The coil 300 is immersed in the magnetic fields of the inner and outer rotating permanent magnets 220 and 200 in the center, so as to prevent the electricity from being weakly induced in the coil 300, the inner and outer rotating permanent magnets 220 and 200 in the center. Permanent magnet generator of the multi-layer structure, characterized in that between the coil 300 and the cylindrical rotary iron core 210 to provide a separate magnetic shield for the magnetic field shield.

The method of claim 1,

It is possible to configure the rotor by insulating the coil 300 directly on the cylindrical rotating core 210 without providing the inner inner rotary permanent magnets 220 and the outer rotary permanent magnets 200 in the center Multi-layer permanent magnet generator characterized in that.

The method of claim 3, wherein

If the cylindrical rotating iron core 210 is removed and left as an empty space, the internal electromagnetic field circulating only inside the rotor 210 + 300 pushes the external magnetic flux of the inner and outer fixed permanent magnets 100 and 110, thereby allowing the rotor ( Multi-layered permanent magnet motor and generator, characterized in that the internal electromagnetic field of 210 + 300 can provide propulsion as well as not resist (as in the case of surface electromagnetic field) the rotation of the rotor (210 + 300) .

The method according to claim 1, 2, 3 and 4,

Multi-layer permanent magnet motor and generator, characterized in that the internal fixed permanent magnets 110 and the external fixed permanent magnets (100) can be replaced by an electromagnet.

The method according to claim 1, 2, 3, 4 and 5,

In constructing the generator of the generator,

Combining coils, T-shaped yokes, iron cores, and magnets (a magnet with a comprehensive meaning including permanent magnets and electromagnets) constitutes a cyclic solenoid type generator, but the internal electromagnetic field flowing in only one direction inside the cyclic solenoid is said cyclic.
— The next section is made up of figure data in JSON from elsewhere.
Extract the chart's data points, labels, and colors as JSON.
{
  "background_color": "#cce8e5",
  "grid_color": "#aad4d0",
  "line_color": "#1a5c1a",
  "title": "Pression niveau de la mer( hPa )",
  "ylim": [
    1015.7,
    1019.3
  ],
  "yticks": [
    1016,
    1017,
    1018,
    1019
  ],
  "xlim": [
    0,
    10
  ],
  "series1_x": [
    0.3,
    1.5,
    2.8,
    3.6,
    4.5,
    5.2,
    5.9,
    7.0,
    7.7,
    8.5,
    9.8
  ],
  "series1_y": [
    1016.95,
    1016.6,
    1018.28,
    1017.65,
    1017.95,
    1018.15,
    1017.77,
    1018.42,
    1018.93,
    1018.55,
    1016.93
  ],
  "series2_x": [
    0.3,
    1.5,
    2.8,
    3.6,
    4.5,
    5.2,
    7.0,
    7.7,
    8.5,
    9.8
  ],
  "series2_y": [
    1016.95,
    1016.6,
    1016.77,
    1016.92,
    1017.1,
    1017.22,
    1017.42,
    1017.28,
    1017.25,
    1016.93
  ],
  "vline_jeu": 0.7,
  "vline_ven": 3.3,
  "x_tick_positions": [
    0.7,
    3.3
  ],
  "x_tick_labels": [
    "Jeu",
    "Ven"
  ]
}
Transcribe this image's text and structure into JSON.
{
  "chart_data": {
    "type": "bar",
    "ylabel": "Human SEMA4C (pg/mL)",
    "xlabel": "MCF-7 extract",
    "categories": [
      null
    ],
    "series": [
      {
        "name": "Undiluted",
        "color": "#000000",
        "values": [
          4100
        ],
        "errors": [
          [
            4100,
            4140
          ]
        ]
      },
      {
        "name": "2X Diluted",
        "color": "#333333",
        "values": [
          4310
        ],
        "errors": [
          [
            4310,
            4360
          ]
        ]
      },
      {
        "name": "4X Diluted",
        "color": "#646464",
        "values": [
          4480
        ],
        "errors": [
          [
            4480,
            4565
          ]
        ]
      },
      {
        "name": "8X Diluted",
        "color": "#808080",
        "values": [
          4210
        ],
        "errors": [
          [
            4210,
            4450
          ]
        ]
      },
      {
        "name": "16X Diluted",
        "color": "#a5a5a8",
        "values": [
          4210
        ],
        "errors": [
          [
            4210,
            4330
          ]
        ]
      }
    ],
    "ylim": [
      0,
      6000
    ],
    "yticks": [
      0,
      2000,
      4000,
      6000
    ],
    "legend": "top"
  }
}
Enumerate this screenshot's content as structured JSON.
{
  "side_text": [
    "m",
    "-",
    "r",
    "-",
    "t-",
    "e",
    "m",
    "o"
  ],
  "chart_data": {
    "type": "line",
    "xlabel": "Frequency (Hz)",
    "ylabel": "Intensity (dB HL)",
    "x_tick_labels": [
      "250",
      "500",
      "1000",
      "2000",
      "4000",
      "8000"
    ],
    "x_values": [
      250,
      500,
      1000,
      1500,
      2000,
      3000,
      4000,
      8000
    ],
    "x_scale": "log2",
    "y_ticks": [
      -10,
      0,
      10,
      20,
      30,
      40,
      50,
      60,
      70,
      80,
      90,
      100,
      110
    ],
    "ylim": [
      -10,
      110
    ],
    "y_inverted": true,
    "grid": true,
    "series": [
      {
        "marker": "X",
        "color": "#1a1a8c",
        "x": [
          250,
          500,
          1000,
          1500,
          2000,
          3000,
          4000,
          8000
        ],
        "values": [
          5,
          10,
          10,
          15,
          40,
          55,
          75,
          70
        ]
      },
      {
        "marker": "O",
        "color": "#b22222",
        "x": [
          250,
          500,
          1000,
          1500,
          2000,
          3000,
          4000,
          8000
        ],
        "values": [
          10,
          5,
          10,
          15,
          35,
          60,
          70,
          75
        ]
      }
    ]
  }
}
By protruding from the outer surface of the solenoid type generator and not flowing into the surface electromagnetic field, the magnetic flux resistance between the inner and outer magnets for power generation and the annular solenoid type generator (as in the case of the surface electromagnetic field flowing in the opposite direction to the inner electromagnetic field) Multi-layer permanent magnet motor and generator, characterized in that the rotational resistance between the inner and outer magnets for power generation and the annular solenoid generator.